Abstract

Marine magnetic lineations play important role in interpreting the age and spreading processes of the oceanic crust. However, it is difficult to identify magnetic lineations from sea surface observations in a deep and narrow low-latitude slow-spreading inactive ocean basin for many reasons, such as the highly filtered low-amplitude magnetic anomalies, highly oblique magnetization, contamination from narrow stripes, etc., which may hamper accurate lineation discrimination and identification. The spreading history of the Southwestern Sub-basin of the South China Sea (SW-SCS), which is located in such a low-latitude tectonic setting, has been debated for a long time. Near-seafloor deep-tow magnetic measurements provide high-resolution reversal records, making accurate lineation discrimination feasible. Corrections, including diurnal variation correction, regional field correction, and de-skewing, are explored. The results, calibrated with drill sites from the International Ocean Discovery Program (IODP) Expedition 349, show that the spreading ages of the SW-SCS range from ∼ 21 to 15 Ma (from C6A to C5B) and the full spreading rate ranges from 26 to 46 mm/yr, with an average rate of 37 mm/yr.

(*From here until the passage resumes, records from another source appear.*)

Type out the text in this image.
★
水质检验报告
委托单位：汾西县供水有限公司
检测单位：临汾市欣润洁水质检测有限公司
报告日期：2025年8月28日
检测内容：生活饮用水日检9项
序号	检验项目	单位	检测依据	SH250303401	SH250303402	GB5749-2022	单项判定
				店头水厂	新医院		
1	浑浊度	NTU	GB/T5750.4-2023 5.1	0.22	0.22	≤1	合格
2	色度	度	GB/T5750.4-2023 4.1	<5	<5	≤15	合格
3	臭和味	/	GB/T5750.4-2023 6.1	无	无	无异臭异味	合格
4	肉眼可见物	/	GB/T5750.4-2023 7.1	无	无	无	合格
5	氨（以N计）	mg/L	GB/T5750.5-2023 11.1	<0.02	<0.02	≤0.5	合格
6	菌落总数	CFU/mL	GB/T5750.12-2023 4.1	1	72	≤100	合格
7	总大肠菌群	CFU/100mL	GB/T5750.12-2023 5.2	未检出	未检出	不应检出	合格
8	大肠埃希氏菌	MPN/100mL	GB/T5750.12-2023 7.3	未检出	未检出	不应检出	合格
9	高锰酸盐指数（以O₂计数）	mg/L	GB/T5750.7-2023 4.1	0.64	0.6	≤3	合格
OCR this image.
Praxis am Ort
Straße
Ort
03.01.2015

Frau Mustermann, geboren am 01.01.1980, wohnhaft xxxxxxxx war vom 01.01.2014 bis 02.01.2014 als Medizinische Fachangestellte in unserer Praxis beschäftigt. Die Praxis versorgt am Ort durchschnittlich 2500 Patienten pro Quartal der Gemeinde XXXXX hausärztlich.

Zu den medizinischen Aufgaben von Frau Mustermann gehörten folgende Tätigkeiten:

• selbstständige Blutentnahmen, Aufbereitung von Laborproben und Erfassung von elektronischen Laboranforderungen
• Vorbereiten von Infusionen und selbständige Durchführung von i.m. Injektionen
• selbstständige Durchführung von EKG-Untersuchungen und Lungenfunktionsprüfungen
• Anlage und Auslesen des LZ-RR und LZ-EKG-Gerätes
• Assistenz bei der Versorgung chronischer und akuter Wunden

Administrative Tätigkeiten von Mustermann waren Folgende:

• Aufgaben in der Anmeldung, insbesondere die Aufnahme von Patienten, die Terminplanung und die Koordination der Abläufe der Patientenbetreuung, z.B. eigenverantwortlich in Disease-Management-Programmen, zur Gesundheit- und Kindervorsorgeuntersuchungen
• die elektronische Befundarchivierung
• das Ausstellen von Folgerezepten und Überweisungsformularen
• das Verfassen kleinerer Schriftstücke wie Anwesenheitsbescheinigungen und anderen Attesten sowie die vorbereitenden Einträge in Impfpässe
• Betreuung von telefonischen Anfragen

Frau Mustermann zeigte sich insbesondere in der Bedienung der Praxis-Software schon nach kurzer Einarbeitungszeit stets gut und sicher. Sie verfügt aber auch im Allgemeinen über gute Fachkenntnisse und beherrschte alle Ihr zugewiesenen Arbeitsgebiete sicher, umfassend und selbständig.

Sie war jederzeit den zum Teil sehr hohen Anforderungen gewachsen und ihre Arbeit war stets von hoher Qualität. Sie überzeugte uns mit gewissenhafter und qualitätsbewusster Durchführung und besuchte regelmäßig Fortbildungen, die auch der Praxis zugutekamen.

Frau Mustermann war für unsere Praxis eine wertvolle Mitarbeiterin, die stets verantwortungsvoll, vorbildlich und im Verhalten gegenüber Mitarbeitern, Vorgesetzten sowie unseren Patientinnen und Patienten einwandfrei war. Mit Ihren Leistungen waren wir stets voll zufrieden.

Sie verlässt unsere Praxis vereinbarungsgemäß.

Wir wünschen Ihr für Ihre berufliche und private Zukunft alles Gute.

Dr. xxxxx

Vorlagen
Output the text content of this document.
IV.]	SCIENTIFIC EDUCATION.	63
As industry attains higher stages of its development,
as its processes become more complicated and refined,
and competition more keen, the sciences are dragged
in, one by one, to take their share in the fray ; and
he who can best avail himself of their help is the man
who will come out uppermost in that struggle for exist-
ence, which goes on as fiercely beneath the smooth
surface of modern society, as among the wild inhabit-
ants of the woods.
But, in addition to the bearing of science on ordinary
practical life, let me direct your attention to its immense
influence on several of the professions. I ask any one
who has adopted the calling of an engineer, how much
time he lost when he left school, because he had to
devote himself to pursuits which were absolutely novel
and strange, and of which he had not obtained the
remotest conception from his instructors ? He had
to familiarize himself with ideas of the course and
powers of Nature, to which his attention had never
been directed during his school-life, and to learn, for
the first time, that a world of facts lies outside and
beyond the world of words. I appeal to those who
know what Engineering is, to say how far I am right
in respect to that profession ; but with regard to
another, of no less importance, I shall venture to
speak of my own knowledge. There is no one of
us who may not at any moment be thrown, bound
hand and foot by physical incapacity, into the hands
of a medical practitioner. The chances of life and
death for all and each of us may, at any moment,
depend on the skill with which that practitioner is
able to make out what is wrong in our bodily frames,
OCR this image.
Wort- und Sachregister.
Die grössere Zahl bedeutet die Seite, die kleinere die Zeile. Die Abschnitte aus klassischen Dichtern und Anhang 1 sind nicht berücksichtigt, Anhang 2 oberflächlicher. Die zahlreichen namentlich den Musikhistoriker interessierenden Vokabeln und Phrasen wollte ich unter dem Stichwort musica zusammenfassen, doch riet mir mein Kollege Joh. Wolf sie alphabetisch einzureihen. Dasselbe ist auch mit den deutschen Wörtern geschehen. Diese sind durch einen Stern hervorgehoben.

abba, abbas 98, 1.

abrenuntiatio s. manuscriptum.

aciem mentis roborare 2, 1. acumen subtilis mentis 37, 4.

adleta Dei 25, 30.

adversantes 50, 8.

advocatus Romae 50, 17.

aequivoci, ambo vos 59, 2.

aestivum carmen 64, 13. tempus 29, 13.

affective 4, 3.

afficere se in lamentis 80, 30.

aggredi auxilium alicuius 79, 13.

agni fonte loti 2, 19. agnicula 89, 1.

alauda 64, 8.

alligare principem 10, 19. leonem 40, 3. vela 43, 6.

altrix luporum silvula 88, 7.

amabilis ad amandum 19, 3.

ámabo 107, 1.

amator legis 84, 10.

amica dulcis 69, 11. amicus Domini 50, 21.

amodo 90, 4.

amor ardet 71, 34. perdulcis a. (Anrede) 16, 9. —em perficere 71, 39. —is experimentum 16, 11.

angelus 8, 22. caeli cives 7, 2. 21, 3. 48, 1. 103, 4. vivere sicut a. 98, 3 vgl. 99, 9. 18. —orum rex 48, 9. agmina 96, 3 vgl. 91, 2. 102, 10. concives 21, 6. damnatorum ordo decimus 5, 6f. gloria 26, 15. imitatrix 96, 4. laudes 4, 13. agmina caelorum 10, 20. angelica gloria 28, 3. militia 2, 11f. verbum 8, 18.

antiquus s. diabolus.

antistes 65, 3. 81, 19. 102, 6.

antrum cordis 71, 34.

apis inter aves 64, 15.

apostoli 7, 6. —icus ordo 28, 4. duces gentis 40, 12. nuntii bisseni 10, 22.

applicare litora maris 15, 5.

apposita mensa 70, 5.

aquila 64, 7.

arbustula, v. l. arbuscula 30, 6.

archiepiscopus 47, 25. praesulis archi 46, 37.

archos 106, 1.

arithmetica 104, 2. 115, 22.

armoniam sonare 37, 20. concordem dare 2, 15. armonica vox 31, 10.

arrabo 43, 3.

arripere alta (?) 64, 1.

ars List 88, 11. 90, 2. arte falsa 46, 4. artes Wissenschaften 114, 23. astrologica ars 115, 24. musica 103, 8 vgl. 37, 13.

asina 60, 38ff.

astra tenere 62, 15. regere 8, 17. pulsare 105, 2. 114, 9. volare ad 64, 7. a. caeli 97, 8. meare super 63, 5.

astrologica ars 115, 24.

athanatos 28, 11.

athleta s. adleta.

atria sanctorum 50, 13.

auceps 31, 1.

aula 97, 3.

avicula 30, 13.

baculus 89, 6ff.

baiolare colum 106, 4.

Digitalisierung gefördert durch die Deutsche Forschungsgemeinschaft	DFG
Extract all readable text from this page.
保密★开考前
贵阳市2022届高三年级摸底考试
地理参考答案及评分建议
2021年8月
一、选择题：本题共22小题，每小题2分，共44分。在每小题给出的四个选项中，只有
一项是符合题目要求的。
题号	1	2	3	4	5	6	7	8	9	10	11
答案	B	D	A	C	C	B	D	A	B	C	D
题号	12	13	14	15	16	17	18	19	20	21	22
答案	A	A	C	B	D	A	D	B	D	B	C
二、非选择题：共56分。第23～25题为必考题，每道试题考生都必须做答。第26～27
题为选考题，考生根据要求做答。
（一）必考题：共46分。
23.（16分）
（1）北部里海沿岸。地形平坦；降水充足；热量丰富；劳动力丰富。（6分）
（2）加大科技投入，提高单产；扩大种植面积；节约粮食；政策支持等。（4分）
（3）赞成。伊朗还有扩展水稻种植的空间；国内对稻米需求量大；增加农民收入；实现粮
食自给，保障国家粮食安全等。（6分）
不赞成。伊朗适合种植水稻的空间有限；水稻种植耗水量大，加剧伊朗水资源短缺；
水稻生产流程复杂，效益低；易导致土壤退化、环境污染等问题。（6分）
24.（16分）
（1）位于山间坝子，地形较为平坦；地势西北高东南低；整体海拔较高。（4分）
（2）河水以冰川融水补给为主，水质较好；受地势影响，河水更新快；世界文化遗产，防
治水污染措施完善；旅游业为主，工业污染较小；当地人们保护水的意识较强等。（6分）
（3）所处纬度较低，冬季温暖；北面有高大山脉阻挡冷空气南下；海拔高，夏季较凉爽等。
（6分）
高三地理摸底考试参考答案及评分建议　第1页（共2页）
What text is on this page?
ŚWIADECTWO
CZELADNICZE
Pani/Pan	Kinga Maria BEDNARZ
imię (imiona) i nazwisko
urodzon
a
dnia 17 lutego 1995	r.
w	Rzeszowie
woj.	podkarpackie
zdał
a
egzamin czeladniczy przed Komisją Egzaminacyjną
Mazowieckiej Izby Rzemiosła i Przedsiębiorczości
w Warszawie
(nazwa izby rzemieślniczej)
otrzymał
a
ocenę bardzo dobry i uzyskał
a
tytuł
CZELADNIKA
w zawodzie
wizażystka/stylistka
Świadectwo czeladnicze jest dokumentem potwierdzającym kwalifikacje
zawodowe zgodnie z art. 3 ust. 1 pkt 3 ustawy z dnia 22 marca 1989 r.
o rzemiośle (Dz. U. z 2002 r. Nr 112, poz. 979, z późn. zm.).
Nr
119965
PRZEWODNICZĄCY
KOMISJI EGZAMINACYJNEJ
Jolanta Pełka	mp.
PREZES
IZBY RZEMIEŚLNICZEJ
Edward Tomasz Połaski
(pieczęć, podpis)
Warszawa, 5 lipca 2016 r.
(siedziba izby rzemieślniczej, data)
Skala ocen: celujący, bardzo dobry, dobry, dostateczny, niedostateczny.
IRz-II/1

Spreading was initially symmetric but later became asymmetric, with a rate differential reaching 10%. Combined with two seismic profiles, it is found that the roughness of the oceanic basement to the south of the extinct ridge is mainly influenced by faulted blocks, whereas to the north it is mainly influenced by magmatism. The RMS seafloor roughness is estimated to be 211 m in the south and 191 m in the north respectively. This indicates that SW-SCS seafloor spreading tends to be a transition type between axial high and axial low at the intermediate-slow spreading rate. There is a large valley in the spreading center, but the roughness far away from the center is low. the RMS basement roughness is obviously lower than that of the typical slow spreading oceanic basin. we conjecture that the larger than normal syn-spreading magma may be the reason for the low roughness. A long history of being subducted might be the deep-seated reason for all these behaviors where, and the mantle is rich in water and carbon.